Naturalismus und Materialimitation prägten auch ganz wesentlich die Anfangsjahre Böttichers als Musterzeichner.

Neben der technischen Seite waren es die Moden der Motive, denen die Fabrikanten Rechnung tragen mussten, wollten sie am Markt bestehen.

Die Gleichzeitigkeit verschiedener historischer Stile wie den antikisierenden Stilarten, den sog. Türkischen und Persischen Zimmern, lag im Trend und prägte die Gründerzeit. Es wurden in einem bis dahin nicht gekannten Maße Antiquitäten gekauft. Honoré Balzac setzte etwa im Vetter Pons einem solchen Sammler ein schrulliges literarische Denkmal.

Historismus, der das gesamte 19. Jahrhundert bestimmte, sorgte für Diskussionen in puncto Imitation, freie Paraphrasierung, Komposition, strenge Kopie. Der Architekt Heinrich Hübsen schließlich fragte 1828 »In welchem Stil sollen wir bauen?«

Bei der zweiten Weltausstellung 1855 in Paris gesellte sich zum Historismus der Naturalismus mit figürlichem und pflanzlichem Schmuck. »Überall Blumen« schien das Motto zu sein. Besonders in Frankreich perfektionierte man dieses Motiv, das die Romantik ausgelöst hatte – Natur. Überall entstanden erste Hobby- und Wintergärten. Blumenbänke, Blumentöpfe kamen in Mode, ebenso Sitzmöbelstoff, Porzellandekore und Tapeten mit ... Blumen!

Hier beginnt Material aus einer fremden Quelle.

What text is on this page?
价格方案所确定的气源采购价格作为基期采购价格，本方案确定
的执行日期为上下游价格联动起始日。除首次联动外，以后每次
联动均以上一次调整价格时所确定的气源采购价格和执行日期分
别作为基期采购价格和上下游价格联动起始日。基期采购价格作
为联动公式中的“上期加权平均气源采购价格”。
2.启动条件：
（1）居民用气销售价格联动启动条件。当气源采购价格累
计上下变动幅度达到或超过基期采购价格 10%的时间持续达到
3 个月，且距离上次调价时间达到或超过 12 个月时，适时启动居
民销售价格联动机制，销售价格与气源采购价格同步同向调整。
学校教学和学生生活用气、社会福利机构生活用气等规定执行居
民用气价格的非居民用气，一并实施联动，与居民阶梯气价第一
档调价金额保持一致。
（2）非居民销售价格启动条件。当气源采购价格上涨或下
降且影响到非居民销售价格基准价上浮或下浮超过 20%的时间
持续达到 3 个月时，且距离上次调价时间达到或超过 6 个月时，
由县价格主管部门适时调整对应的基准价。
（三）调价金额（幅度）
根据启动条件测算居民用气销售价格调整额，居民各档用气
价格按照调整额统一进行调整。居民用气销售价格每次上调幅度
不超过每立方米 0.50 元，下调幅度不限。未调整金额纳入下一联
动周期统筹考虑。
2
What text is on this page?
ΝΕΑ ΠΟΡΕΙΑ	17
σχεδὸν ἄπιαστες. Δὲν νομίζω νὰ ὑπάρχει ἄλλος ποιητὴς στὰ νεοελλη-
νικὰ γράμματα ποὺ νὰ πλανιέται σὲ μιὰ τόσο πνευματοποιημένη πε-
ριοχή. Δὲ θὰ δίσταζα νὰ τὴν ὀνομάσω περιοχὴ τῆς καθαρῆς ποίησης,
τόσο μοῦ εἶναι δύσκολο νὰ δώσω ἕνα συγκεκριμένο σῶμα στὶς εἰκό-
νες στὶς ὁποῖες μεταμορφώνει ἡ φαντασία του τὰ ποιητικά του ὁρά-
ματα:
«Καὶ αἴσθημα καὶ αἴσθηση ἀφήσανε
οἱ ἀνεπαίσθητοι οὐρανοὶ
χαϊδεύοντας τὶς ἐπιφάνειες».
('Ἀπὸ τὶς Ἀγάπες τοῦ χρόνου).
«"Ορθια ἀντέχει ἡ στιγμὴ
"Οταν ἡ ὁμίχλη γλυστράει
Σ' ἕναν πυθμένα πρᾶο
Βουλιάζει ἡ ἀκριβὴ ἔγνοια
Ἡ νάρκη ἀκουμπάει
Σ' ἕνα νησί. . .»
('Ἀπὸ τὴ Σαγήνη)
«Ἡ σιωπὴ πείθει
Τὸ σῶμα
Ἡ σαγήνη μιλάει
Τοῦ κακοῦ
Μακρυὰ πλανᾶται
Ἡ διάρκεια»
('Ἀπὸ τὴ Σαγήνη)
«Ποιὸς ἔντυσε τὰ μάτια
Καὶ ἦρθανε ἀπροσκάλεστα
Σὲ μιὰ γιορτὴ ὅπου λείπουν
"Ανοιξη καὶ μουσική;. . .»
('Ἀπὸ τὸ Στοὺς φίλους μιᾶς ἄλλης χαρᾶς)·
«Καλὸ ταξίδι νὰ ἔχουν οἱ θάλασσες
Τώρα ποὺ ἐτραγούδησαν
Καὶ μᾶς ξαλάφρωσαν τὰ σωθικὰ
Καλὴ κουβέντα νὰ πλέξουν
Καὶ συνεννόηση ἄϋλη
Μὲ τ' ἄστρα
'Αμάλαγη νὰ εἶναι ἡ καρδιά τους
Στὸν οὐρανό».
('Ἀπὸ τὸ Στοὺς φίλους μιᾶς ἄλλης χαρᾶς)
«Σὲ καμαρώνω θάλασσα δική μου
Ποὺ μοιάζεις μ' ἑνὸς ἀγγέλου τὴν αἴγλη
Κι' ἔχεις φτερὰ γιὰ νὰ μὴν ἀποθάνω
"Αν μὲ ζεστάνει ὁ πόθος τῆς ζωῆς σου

Mit tropischen Pflanzen schuf man sich künstliche Paradiese. Exotische Pflanzen waren in Mode, etwa die Kamelie, der Alexandre Dumas in La Dame aux Camélias 1848 ein literarisches Denkmal setzte. Aber auch heimische Lauben-Illusionen hatten Tapeten-Konjunktur, ob als Wellenranken oder Streublümchen.

Ausgangspunkt waren nicht selten die holländischen Blumenstillleben des 16. und 17. Jahrhunderts. Blumenmalerei wurde eine der Lieblingsbeschäftigungen adeliger Damen. Und Frankreich war unbestrittener Meister dieses Faches. Besonders Rosen, aber auch andere heimische gewordene Pflanzen wie Mohn, Pfingstrosen, Iris oder Flieder ›gediehen‹ prächtig auch auf Tapeten.

Der Elsässer Eduard Müller, genannt »Rosenmüller« (1823–1876) war der erfolgreichste Dessinateur seines Faches und er publizierte La Flore pittoresque (Paris 1872). Ein zweiter Künstler auf dem Gebiet der floralen Tapetenmotivgestaltung war Louis Marie Lemairie, tätig in der Manufaktur Zuber in Rixheim. Seine Entwürfe konnte man ab 1849 regelmäßig auf Ausstellungen bewundern.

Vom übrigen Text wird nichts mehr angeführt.